Why do these challenges seem to be only about landscapes? How about a challenge where the genre is something relatively foreign to both shooters? For example, how about asking the audience for a basic creative brief and drawing one at random. Here's an example of what I envision:

"Create an ad-worthy image of [product name] in a lifestyle shot that speaks to the brand"


"Shoot a fashion model that speaks to [some aspect] of [some attribute]"

That's much more of a challenge than "Both of you go shoot the same general landscape".

If it's a "challenge", let's make it truly challenging.

I hope to incorporate more shoots like this but you gotta remember, it's much more difficult arranging shoots like that in PR and especially in a rural community like we are in. I might have something for you in the next shootout though!

Cool.
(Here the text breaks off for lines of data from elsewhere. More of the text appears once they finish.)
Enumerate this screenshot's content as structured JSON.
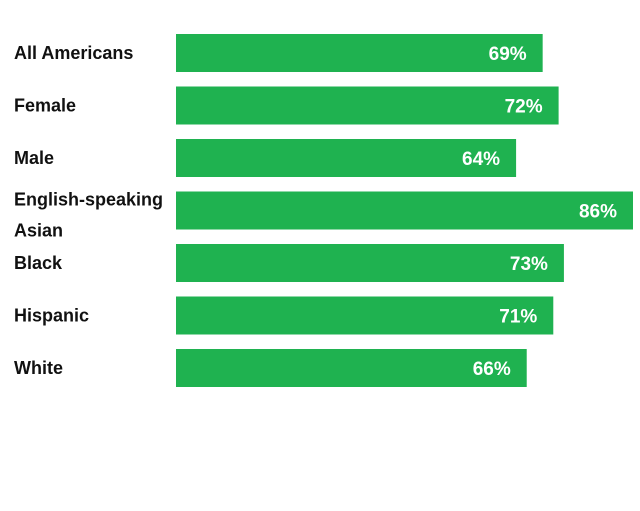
{
  "chart_data": {
    "type": "bar",
    "orientation": "horizontal",
    "title": "",
    "xlabel": "",
    "ylabel": "",
    "categories": [
      "All Americans",
      "Female",
      "Male",
      "English-speaking Asian",
      "Black",
      "Hispanic",
      "White"
    ],
    "category_lines": [
      [
        "All Americans"
      ],
      [
        "Female"
      ],
      [
        "Male"
      ],
      [
        "English-speaking",
        "Asian"
      ],
      [
        "Black"
      ],
      [
        "Hispanic"
      ],
      [
        "White"
      ]
    ],
    "groups": [
      [
        "All Americans"
      ],
      [
        "Female",
        "Male"
      ],
      [
        "English-speaking Asian",
        "Black",
        "Hispanic",
        "White"
      ]
    ],
    "values": [
      69,
      72,
      64,
      86,
      73,
      71,
      66
    ],
    "value_labels": [
      "69%",
      "72%",
      "64%",
      "86%",
      "73%",
      "71%",
      "66%"
    ],
    "xlim": [
      0,
      86
    ],
    "bar_color": "#1fb250",
    "value_label_color": "#ffffff",
    "grid": false,
    "legend": "none"
  }
}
Thanks

If I ignore the birds in the first image, then I’d say it’s the stronger image. But if I crop out the top of the sky on the second image, it’s also stronger... so I guess it’s a wash.

I may not be a pro, but I feel the need to remind y’all that sometimes less is more.

Either way, looks like you’re having fun, so don’t let our Negative Nellie attitudes ruin that.

Hmm I'd like to vote 2 because on number 1 it feels like it's Patrick with his bad habit of cloning birds in photos. On both images the water could be better. The exposure is too long, you lose the definition and movement in the water, a slightly shorter exposure would be better. Wave photography is very hard though, it takes dozens of shots and sometimes hours to capture the perfect one. On the other hand on 2, the stars are just too much, so is the long exposure on the clouds. They're not necessary. So in the end I didn't vote, to me both are at the same level. I'd like to see you try a challenge where you don't composite anything in. Just pure composition, but with the rights to revisit a location again and again for say a week. It probably wasn't possible for this video, but maybe next time. From the other comments, I feel like it's what people don't like either : the star trails, the cloned birds etc...

I'm kind of disappointed that both images appear to be composites.

The first one is for sure. There's too much motion in the majority of the scene for the birds to be so static.

Both are nice but #2 really captures my imagination. The star trails are unusual and remind me of a meteor shower. The colors are really lovely.

Image 1:

Why the birds? They look good there, give us a sensation of incoming storm, also the tree leafs are static but is a bit confusing to my eyes.
A well performed composite but, there is a grunge HDRish type of editing on there that make me uncomfortable.

Image 2:

Contrasty, and with an 80's look that could be used as a cover for a Miami Vice poster. Hell, I can even listen to Jan Hammer - Crockett's Theme while looking at it. The rocks look hazed, like the contrast was gone on the texture and by the cloud movement, the exposure don't seem longer than 20 seconds, in no way one could produce 20 minute like star trails.

Anyhow, I'll vote for number 1.

Haha you win just for mentioning Jan Hammer! There and Back by Jeff Beck!

Send me the raw files and I'll make them a solid 3* image.

I find this the hardest to pick because I actually don't like either imagine very much! I like the colours in 2, but I think overall 1 is a slightly, and I mean SLIGHTLY better image. This time around has been more like which one I dislike the least, rather than the one I like the most!